As far as the Middle East and North Africa (MENA) region is concerned, the latter registered a meager score of 38.6 in the 2024 WBL Legal Frameworks index 2.0, implying that women in the region benefit from around 38.6% of the legal rights of their male counterparts. The UAE topped the MENA region (ranking 112th globally) in the 2024 WBL 2.0 Legal Frameworks Index with a score of 62.5 (scoring 82.5 in the 1.0 legal frameworks index, 24.2 in the supportive frameworks index and 81.9 in the experts opinion criteria), followed by Saudi Arabia (50.0, global rank of 151) and Bahrain (45.0, global rank of 157).
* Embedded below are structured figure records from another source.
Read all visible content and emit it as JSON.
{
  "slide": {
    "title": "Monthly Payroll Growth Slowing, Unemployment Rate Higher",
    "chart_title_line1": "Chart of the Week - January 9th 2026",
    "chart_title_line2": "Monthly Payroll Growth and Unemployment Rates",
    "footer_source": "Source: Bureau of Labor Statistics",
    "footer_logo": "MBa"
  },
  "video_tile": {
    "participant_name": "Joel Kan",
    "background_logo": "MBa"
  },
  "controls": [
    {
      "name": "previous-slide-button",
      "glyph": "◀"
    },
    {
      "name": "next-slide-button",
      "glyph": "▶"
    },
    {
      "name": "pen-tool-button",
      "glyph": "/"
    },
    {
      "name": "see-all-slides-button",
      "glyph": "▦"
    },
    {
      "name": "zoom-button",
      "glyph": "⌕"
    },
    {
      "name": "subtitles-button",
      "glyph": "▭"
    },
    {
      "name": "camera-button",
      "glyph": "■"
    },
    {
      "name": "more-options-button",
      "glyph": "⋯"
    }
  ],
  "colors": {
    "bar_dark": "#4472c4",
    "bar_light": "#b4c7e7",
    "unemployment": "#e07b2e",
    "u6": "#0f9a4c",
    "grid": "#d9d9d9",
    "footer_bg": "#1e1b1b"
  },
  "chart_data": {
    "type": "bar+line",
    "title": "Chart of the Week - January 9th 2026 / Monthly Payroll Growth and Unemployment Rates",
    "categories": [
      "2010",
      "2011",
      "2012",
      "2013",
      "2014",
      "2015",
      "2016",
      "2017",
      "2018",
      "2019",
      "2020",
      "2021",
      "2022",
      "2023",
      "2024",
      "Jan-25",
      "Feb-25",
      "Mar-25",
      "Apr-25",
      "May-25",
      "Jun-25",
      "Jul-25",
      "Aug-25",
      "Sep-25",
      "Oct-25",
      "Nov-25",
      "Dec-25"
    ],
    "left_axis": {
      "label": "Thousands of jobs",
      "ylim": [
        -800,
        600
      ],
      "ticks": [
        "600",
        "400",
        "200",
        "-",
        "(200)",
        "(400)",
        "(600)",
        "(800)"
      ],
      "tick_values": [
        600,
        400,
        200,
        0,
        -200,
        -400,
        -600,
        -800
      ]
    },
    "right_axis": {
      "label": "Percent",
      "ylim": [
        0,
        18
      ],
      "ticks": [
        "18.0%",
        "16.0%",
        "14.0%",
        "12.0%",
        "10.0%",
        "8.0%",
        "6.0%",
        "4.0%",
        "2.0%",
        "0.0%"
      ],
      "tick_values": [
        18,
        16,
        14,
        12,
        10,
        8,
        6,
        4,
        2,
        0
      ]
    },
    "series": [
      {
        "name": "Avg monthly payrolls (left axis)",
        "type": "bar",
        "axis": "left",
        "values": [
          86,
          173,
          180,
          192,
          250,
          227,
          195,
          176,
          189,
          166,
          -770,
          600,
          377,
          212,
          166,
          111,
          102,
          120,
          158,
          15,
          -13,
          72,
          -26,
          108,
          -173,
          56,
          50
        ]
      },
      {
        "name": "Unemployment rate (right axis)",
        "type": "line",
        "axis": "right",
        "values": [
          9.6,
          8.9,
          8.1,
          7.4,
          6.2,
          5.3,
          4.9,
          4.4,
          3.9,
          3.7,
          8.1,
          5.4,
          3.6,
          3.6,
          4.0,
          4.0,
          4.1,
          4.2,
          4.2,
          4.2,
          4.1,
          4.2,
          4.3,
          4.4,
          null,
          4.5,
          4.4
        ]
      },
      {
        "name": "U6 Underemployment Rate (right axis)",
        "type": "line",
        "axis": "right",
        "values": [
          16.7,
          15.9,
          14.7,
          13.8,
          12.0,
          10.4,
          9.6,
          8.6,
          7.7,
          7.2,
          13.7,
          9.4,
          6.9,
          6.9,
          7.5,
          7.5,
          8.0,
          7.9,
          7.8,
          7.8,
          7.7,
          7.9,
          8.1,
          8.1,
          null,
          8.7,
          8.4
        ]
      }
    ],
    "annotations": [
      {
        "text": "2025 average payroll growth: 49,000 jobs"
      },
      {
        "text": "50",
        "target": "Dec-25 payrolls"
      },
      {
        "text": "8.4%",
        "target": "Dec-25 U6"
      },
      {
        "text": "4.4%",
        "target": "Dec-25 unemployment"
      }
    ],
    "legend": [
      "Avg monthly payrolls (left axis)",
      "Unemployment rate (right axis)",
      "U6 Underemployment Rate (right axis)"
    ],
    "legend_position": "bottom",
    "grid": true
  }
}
Locally, the World Bank assigned Lebanon a score of 40.0 in the 2024 WBL 2.0 legal frameworks index, the seventh highest in the MENA region and ranking 170th globally, trailing far behind the global average of 64.2. Lebanon also scored 58.8 in the WBL 1.0 legal frameworks index, 17.5 in the supportive frameworks index and 53.8 in terms of the experts’ opinion criteria. The report commented that Lebanon did not achieve a perfect score of 100.0 in any of the aforementioned criteria, while pointing out that its worst performance was in the safety criteria, as the country still lacks legislation on domestic violence.